Assuming you have followed these instructions carefully, you can deploy and test your new - admittedly limited - search provider.

  1. Compile the project.
  2. Deploy Blog.Search.dll to your Sitecore server's bin folder.
  3. Deploy the Blog.Search.config file to your Sitecore server's Include folder.
  4. Open Content Editor.
  5. Select an item.
  6. Click the Re-Index Tree button.
  7. You should see a folder named xml_master_index in your Sitecore server's Data/indexes folder.
  8. You should see an XML file in the xml_master_index folder.

Conclusion

It may seem like there are a lot of moving parts involved with building a search provider.

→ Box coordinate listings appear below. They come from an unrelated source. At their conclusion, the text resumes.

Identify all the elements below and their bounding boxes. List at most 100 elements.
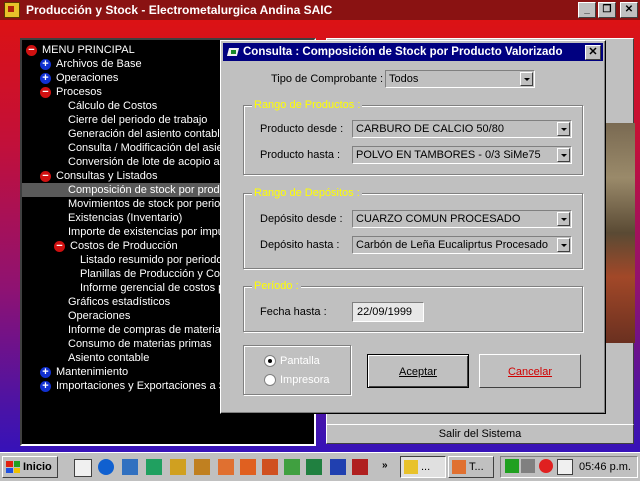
task-button-consulta[interactable]: T... — [448, 456, 494, 478]
app-icon — [452, 460, 466, 474]
app-title: Producción y Stock - Electrometalurgica … — [26, 3, 333, 17]
tree-leaf[interactable]: Operaciones — [68, 309, 130, 323]
app-quick-icon[interactable] — [194, 459, 210, 475]
tree-leaf[interactable]: Generación del asiento contable — [68, 127, 226, 141]
tree-node[interactable]: + Archivos de Base — [40, 57, 142, 71]
tree-leaf[interactable]: Consulta / Modificación del asien — [68, 141, 229, 155]
tipo-label: Tipo de Comprobante : — [271, 73, 384, 85]
browser-icon[interactable] — [98, 459, 114, 475]
productos-group-title: Rango de Productos : — [252, 99, 363, 112]
start-button[interactable]: Inicio — [2, 456, 58, 478]
tree-node[interactable]: + Mantenimiento — [40, 365, 128, 379]
tree-leaf[interactable]: Planillas de Producción y Con — [80, 267, 226, 281]
minimize-button[interactable]: _ — [578, 2, 596, 18]
periodo-group: Período : Fecha hasta : 22/09/1999 — [243, 280, 583, 332]
app-quick-icon[interactable] — [146, 459, 162, 475]
tree-node[interactable]: − Consultas y Listados — [40, 169, 158, 183]
cancel-button[interactable]: Cancelar — [479, 354, 581, 388]
excel-icon[interactable] — [306, 459, 322, 475]
windows-logo-icon — [6, 461, 20, 473]
tree-leaf[interactable]: Informe gerencial de costos p — [80, 281, 224, 295]
company-photo — [605, 123, 635, 343]
tree-leaf[interactable]: Informe de compras de materias — [68, 323, 226, 337]
producto-hasta-combo[interactable]: POLVO EN TAMBORES - 0/3 SiMe75 — [352, 146, 572, 164]
depositos-group: Rango de Depósitos : Depósito desde : CU… — [243, 187, 583, 269]
fecha-hasta-input[interactable]: 22/09/1999 — [352, 302, 424, 322]
periodo-group-title: Período : — [252, 280, 301, 293]
restore-button[interactable]: ❐ — [598, 2, 616, 18]
radio-icon[interactable] — [264, 374, 276, 386]
output-group: Pantalla Impresora — [243, 345, 351, 395]
tree-leaf[interactable]: Gráficos estadísticos — [68, 295, 170, 309]
word-icon[interactable] — [330, 459, 346, 475]
task-button-produccion[interactable]: ... — [400, 456, 446, 478]
chevron-down-icon[interactable] — [557, 148, 570, 162]
query-dialog: Consulta : Composición de Stock por Prod… — [220, 40, 606, 414]
producto-hasta-label: Producto hasta : — [260, 149, 341, 161]
stop-icon[interactable] — [539, 459, 553, 473]
clock[interactable]: 05:46 p.m. — [579, 461, 631, 473]
deposito-desde-label: Depósito desde : — [260, 213, 343, 225]
tipo-combo[interactable]: Todos — [385, 70, 535, 88]
tree-leaf[interactable]: Consumo de materias primas — [68, 337, 212, 351]
desktop-icon[interactable] — [74, 459, 92, 477]
fecha-hasta-label: Fecha hasta : — [260, 306, 327, 318]
fox-icon[interactable] — [262, 459, 278, 475]
tree-node[interactable]: + Operaciones — [40, 71, 118, 85]
collapse-icon[interactable]: − — [40, 170, 51, 182]
tree-leaf[interactable]: Asiento contable — [68, 351, 149, 365]
pantalla-option[interactable]: Pantalla — [264, 355, 320, 367]
overflow-chevron-icon[interactable]: » — [382, 460, 388, 471]
deposito-hasta-combo[interactable]: Carbón de Leña Eucaliprtus Procesado — [352, 236, 572, 254]
app-quick-icon[interactable] — [170, 459, 186, 475]
accept-button[interactable]: Aceptar — [367, 354, 469, 388]
depositos-group-title: Rango de Depósitos : — [252, 187, 362, 200]
network-icon[interactable] — [505, 459, 519, 473]
tree-node[interactable]: + Importaciones y Exportaciones a S — [40, 379, 226, 393]
chevron-down-icon[interactable] — [557, 212, 570, 226]
impresora-option[interactable]: Impresora — [264, 374, 330, 386]
tree-leaf[interactable]: Cierre del periodo de trabajo — [68, 113, 207, 127]
app-icon — [404, 460, 418, 474]
dialog-close-button[interactable]: ✕ — [585, 45, 601, 60]
taskbar: Inicio » ... T... 05:46 p.m. — [0, 452, 640, 481]
deposito-hasta-label: Depósito hasta : — [260, 239, 340, 251]
tree-node[interactable]: − Procesos — [40, 85, 102, 99]
radio-selected-icon[interactable] — [264, 355, 276, 367]
collapse-icon[interactable]: − — [26, 44, 37, 56]
expand-icon[interactable]: + — [40, 366, 51, 378]
exit-system-button[interactable]: Salir del Sistema — [326, 424, 634, 444]
app-quick-icon[interactable] — [352, 459, 368, 475]
tree-leaf[interactable]: Existencias (Inventario) — [68, 211, 182, 225]
dialog-icon — [227, 46, 239, 58]
chevron-down-icon[interactable] — [520, 72, 533, 86]
collapse-icon[interactable]: − — [54, 240, 65, 252]
producto-desde-combo[interactable]: CARBURO DE CALCIO 50/80 — [352, 120, 572, 138]
tree-leaf[interactable]: Cálculo de Costos — [68, 99, 157, 113]
close-app-button[interactable]: ✕ — [620, 2, 638, 18]
collapse-icon[interactable]: − — [40, 86, 51, 98]
chevron-down-icon[interactable] — [557, 238, 570, 252]
deposito-desde-combo[interactable]: CUARZO COMUN PROCESADO — [352, 210, 572, 228]
tree-leaf-selected[interactable]: Composición de stock por produ — [22, 183, 234, 197]
chevron-down-icon[interactable] — [557, 122, 570, 136]
app-title-bar: Producción y Stock - Electrometalurgica … — [0, 0, 640, 20]
tree-leaf[interactable]: Movimientos de stock por period — [68, 197, 226, 211]
tray-icon[interactable] — [557, 459, 573, 475]
tree-leaf[interactable]: Listado resumido por periodo — [80, 253, 222, 267]
expand-icon[interactable]: + — [40, 380, 51, 392]
tree-leaf[interactable]: Conversión de lote de acopio a l — [68, 155, 225, 169]
producto-desde-label: Producto desde : — [260, 123, 344, 135]
tray-icon[interactable] — [521, 459, 535, 473]
app-quick-icon[interactable] — [284, 459, 300, 475]
fox-icon[interactable] — [218, 459, 234, 475]
tree-node[interactable]: − MENU PRINCIPAL — [26, 43, 135, 57]
expand-icon[interactable]: + — [40, 58, 51, 70]
system-tray: 05:46 p.m. — [500, 456, 638, 478]
tree-node[interactable]: − Costos de Producción — [54, 239, 178, 253]
expand-icon[interactable]: + — [40, 72, 51, 84]
tree-leaf[interactable]: Importe de existencias por imput — [68, 225, 227, 239]
fox-icon[interactable] — [240, 459, 256, 475]
outlook-icon[interactable] — [122, 459, 138, 475]
dialog-title-bar: Consulta : Composición de Stock por Prod… — [223, 43, 603, 61]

There are. But hopefully this introduction has left you feeling like it is manageable. Please let me know what you think of the new API.

My next post will cover indexing that is triggered by item lifecycle events, such as changing an item.

  • Thanks Adam, nice post. Note: to make this sample working on 70 rev130424 constructor should accept one more parameter, e.g.: public XmlProviderIndex(string name, string folderName, IIndexPropertyStore propertyStore)         {             this.Name = name;             this.FolderName = folderName;             this.PropertyStore = propertyStore;             this.Crawlers = new List<IProviderCrawler>();         }

  • We don't need to reset (delete) index before refresh (re-index tree)? I don't see reset in Lucene's implementation as well. I am just wondering what if some items are deleted from database and not synced up with the index, and then using manually "reindex tree" will only add/update, but not delete, so leave some orphaned index?